Common Mistakes to Avoid
- Forgetting to check differentiability (especially at corners or cusps).
- Applying Rolle’s theorem when \( f(a) \ne f(b) \).
- Taking \( c = a \) or \( c = b \) — must lie strictly between the endpoints.
- Ignoring discontinuities (e.g., piecewise or absolute value functions).
Example
Verify Rolle’s theorem for \( f(x) = x^2 – 4x + 3 \) on the interval [1, 3].
▶️ Answer / Explanation
Step 1: \( f(x) = x^2 – 4x + 3 \) is a polynomial ⇒ continuous and differentiable everywhere.
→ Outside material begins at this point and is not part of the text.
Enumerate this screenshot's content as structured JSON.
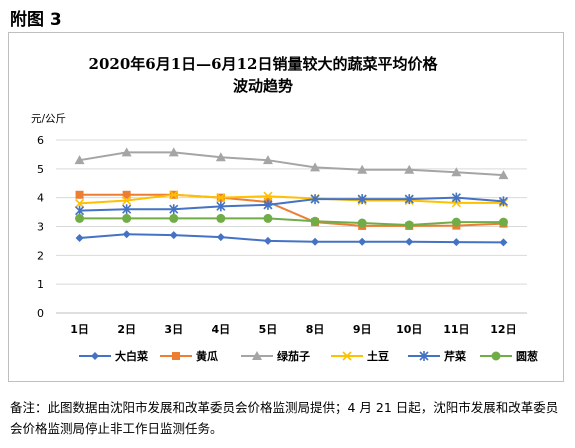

Step 2: \( f(1) = 0, \; f(3) = 0 \Rightarrow f(a) = f(b) \).
Step 3: \( f'(x) = 2x – 4 \Rightarrow f'(c) = 0 \Rightarrow 2c – 4 = 0 \Rightarrow c = 2 \).
Conclusion: All conditions satisfied; \( c = 2 \) satisfies \( f'(c) = 0 \).
Answer: Rolle’s theorem verified with \( c = 2 \).
Example
Check the validity of MVT for \( f(x) = x^2 + 2x + 1 \) on [1, 3] and find the value of \( c \).
▶️ Answer / Explanation
Step 1: \( f(x) = (x + 1)^2 \) is continuous and differentiable everywhere.
Step 2: MVT applies. \( f'(x) = 2x + 2 \).
Step 3: Average rate of change: \( \dfrac{f(3) – f(1)}{3 – 1} = \dfrac{16 – 4}{2} = 6 \).
Now, set \( f'(c) = 6 \Rightarrow 2c + 2 = 6 \Rightarrow c = 2 \).
Answer: \( c = 2 \) satisfies the MVT.
Example
Verify Rolle’s theorem for \( f(x) = \sin 2x \) on \( [0, \pi] \).
▶️ Answer / Explanation
Step 1: \( f(x) = \sin 2x \) is continuous and differentiable on all \( \mathbb{R} \).
Step 2: \( f(0) = \sin 0 = 0, \; f(\pi) = \sin 2\pi = 0 \Rightarrow f(a) = f(b) \).
Step 3: \( f'(x) = 2\cos 2x \).
Set \( f'(c) = 0 \Rightarrow \cos 2c = 0 \Rightarrow 2c = \dfrac{\pi}{2}, \dfrac{3\pi}{2} \Rightarrow c = \dfrac{\pi}{4}, \dfrac{3\pi}{4} \).
Answer: Rolle’s theorem verified; \( c = \dfrac{\pi}{4}, \dfrac{3\pi}{4} \) satisfy \( f'(c) = 0 \).